There are many places in the developing world where it is difficult to deliver consumer goods, medicines, food, and other necessities of daily life. They may be remote, rural areas with inadequate transportation infrastructure, or they may be urban centers that are so congested that traditional delivery methods are ineffective. To overcome such logistical barriers, it takes a combination of supply chain expertise, creativity, and a deep understanding of local conditions and culture.

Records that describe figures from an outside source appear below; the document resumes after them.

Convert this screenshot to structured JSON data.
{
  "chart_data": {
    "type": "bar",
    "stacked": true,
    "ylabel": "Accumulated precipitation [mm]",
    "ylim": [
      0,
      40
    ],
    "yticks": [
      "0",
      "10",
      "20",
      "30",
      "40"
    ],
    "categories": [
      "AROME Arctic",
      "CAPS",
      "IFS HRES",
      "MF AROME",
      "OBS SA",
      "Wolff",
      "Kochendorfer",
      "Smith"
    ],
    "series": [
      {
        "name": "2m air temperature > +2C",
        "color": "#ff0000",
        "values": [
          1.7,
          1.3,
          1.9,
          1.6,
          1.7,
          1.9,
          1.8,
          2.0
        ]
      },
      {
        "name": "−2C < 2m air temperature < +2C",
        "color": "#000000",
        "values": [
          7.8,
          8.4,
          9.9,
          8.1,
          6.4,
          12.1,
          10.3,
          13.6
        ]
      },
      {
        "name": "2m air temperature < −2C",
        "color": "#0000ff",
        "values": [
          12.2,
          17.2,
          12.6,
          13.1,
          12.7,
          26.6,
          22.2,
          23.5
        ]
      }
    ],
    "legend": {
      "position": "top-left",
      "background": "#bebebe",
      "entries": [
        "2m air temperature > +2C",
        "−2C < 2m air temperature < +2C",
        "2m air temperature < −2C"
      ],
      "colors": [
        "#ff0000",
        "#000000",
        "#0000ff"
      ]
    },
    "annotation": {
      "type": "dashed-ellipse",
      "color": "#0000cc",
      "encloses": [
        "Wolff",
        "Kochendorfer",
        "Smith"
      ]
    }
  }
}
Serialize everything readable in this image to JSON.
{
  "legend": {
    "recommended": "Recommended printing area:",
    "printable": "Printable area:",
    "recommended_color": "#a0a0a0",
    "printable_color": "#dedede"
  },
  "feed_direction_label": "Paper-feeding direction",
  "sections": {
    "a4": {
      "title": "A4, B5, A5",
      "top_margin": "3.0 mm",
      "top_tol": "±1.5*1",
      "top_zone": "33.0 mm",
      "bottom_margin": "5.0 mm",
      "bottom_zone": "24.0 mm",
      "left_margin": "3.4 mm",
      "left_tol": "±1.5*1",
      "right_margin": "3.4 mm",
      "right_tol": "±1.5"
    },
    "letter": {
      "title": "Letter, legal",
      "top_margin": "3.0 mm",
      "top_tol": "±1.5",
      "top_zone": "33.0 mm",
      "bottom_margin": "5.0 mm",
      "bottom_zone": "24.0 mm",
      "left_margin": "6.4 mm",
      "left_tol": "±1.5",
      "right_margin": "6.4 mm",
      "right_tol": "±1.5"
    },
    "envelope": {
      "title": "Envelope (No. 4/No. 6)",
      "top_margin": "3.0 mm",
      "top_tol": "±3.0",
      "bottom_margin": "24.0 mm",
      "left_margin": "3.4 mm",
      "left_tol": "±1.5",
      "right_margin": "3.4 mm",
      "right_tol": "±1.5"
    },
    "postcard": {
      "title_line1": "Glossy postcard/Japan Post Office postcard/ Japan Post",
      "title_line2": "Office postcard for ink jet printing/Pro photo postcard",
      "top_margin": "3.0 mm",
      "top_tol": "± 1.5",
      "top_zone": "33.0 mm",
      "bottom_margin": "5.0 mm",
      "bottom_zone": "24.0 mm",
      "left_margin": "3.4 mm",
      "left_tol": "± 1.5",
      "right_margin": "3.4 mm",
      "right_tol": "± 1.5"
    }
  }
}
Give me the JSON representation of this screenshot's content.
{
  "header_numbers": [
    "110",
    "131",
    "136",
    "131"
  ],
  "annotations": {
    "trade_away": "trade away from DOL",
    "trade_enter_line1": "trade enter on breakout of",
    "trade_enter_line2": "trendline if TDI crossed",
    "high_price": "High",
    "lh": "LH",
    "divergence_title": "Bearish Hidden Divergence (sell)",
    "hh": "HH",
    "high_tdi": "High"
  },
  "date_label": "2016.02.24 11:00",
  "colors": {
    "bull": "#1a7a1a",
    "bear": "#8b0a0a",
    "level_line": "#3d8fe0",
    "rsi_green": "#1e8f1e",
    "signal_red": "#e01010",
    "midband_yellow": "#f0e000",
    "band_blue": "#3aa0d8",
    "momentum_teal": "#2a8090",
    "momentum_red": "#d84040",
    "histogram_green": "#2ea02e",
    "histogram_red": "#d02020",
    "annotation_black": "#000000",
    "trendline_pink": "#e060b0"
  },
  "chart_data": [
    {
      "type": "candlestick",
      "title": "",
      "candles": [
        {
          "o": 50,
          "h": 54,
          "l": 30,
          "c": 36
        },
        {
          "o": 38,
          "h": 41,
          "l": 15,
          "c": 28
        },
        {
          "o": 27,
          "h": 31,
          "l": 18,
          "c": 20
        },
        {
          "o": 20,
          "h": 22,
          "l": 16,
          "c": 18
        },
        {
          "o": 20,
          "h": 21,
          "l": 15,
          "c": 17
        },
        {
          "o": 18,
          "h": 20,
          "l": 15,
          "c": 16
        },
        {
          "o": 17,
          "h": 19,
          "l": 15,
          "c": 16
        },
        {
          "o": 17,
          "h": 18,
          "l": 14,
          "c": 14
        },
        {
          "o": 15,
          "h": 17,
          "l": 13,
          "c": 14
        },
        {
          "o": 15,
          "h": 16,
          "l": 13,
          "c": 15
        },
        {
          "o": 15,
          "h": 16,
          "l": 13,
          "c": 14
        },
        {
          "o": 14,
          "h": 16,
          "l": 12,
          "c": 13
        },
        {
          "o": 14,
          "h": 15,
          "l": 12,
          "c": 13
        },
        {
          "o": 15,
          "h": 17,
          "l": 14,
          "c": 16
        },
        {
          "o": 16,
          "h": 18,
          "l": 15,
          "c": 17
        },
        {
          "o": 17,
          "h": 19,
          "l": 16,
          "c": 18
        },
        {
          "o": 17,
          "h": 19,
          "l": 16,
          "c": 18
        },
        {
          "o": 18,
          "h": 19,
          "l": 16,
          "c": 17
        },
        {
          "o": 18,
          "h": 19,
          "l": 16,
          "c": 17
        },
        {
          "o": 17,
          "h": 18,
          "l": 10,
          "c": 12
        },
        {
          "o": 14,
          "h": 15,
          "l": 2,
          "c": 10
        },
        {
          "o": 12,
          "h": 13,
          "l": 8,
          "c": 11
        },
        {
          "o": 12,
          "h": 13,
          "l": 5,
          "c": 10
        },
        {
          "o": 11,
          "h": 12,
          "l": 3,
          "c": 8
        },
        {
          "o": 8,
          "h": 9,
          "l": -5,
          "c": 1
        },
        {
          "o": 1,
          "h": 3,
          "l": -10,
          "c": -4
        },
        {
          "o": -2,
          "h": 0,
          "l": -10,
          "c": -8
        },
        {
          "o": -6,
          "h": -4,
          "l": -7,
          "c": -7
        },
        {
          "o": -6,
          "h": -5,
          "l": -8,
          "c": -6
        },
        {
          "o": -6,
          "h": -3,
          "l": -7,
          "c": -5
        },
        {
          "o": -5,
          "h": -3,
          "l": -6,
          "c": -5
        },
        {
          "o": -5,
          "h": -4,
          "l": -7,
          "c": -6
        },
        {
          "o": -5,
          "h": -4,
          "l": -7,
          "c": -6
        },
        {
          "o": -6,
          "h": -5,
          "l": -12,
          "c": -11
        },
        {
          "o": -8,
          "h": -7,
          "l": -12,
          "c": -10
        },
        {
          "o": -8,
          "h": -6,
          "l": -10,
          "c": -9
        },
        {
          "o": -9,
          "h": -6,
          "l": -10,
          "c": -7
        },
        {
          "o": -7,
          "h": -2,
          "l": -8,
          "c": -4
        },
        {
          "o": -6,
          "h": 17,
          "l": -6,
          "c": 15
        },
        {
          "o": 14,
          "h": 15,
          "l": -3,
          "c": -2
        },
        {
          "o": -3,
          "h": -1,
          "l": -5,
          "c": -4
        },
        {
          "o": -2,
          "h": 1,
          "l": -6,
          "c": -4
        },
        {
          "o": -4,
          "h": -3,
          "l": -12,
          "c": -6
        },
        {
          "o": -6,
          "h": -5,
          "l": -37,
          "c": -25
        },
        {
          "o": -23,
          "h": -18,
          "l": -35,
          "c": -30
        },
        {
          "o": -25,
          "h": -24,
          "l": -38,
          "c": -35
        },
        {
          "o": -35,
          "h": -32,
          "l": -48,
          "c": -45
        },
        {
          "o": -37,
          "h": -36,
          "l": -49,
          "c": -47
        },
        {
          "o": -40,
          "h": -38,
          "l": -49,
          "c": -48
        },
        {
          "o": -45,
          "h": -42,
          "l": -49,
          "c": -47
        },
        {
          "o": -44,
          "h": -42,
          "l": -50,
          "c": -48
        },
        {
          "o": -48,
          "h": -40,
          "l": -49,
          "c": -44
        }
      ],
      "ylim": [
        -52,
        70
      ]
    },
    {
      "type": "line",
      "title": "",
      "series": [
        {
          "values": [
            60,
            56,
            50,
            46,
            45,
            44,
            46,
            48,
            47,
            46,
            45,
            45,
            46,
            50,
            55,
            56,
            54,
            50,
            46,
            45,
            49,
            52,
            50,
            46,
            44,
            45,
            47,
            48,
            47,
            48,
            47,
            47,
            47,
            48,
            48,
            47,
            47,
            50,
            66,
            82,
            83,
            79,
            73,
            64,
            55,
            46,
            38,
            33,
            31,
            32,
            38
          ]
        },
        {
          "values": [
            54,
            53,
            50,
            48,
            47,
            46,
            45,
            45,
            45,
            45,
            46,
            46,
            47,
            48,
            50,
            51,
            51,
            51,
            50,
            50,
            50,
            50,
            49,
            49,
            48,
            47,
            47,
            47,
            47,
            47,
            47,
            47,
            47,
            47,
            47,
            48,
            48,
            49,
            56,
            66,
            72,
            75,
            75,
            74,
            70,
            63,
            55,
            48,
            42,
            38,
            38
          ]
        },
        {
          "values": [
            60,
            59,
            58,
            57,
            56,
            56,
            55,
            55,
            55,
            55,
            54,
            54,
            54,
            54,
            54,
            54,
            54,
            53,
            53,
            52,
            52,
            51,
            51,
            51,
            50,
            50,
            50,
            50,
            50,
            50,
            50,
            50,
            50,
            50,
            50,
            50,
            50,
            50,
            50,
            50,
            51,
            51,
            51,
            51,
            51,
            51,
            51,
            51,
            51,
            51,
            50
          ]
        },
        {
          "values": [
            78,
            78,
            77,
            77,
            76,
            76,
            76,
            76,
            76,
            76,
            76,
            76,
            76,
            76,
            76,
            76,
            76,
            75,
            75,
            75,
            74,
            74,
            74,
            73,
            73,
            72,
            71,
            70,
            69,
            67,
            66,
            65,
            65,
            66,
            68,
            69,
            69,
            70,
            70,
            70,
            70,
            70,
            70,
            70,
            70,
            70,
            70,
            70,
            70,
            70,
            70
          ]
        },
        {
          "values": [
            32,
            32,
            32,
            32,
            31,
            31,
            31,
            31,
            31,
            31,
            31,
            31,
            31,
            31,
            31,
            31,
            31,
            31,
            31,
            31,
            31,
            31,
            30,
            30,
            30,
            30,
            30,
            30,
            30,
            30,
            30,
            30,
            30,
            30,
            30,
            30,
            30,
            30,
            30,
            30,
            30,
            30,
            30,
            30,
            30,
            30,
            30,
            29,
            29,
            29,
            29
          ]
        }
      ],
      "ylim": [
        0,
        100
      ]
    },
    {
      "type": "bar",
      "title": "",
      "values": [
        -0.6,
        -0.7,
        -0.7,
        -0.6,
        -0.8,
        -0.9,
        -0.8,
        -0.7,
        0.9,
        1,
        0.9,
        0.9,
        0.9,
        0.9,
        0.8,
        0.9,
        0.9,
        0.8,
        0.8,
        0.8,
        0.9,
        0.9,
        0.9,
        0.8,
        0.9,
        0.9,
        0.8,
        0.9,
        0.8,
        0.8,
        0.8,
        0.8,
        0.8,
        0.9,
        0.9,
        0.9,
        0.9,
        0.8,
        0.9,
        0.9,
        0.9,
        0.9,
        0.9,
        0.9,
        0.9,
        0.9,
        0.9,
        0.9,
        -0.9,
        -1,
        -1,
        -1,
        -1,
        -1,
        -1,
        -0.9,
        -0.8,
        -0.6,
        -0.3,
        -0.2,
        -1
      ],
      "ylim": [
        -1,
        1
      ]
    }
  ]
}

One example of what can happen when supply chain managers apply those capabilities to delivery challenges in emerging markets can be found in "Winning supply chain strategies for Africa markets," the last in a three-part series by McKinsey & Company on emerging markets, which appeared in the Q1/2015 issue of CSCMP's Supply Chain Quarterly. In the article, the authors, who have extensive experience working in Africa, describe how Coca-Cola has developed a network of more than 3,000 "micro distribution centers" (MDCs) that serve as local distribution nodes. MDC owners have handcarts that allow their staff to deliver product down the narrowest roads to village shops in remote regions. The MDCs provide employment for some 13,500 people in East Africa. Another example is the U.K.-based nonprofit ColaLife, which piggybacks on Coke's distribution system to deliver life-saving medicines to remote villages.
It's gratifying to see that supply chain challenges in emerging markets are on the minds of the next generation of supply chain professionals. In January I had the opportunity to attend an annual Research Expo sponsored by the Massachusetts Institute of Technology's Global SCALE (Supply Chain and Logistics Excellence) Network. At the event, graduate students from the network, which includes programs in the United States, Spain, Malaysia, and Colombia, showcase their thesis projects using electronic "posters" displayed on large, flat screen monitors. Many of the projects are sponsored by leading companies around the world; most therefore address business problems, but a number of them focus on quality of life issues in developing economies. Examples included developing a distribution channel for artisans who might not otherwise have a means of bringing their work to markets beyond their home villages; bimodal transportation opportunities in Peru's Andean region; and improving delivery of consumer goods to small, family-owned shops in urban areas. At last year's Expo, a student explained how he'd found a way for farmers in rural India to not just deliver fresh produce to market more quickly and cheaply, but to also get a better price for their crops. His ultimate objective, he told me, was to help small farmers increase their income, and thereby improve the quality of life for their families and indeed, their entire village.
These are all good reminders that when we use our knowledge and talents to tackle supply chain challenges in developing economies, we can change lives for the better.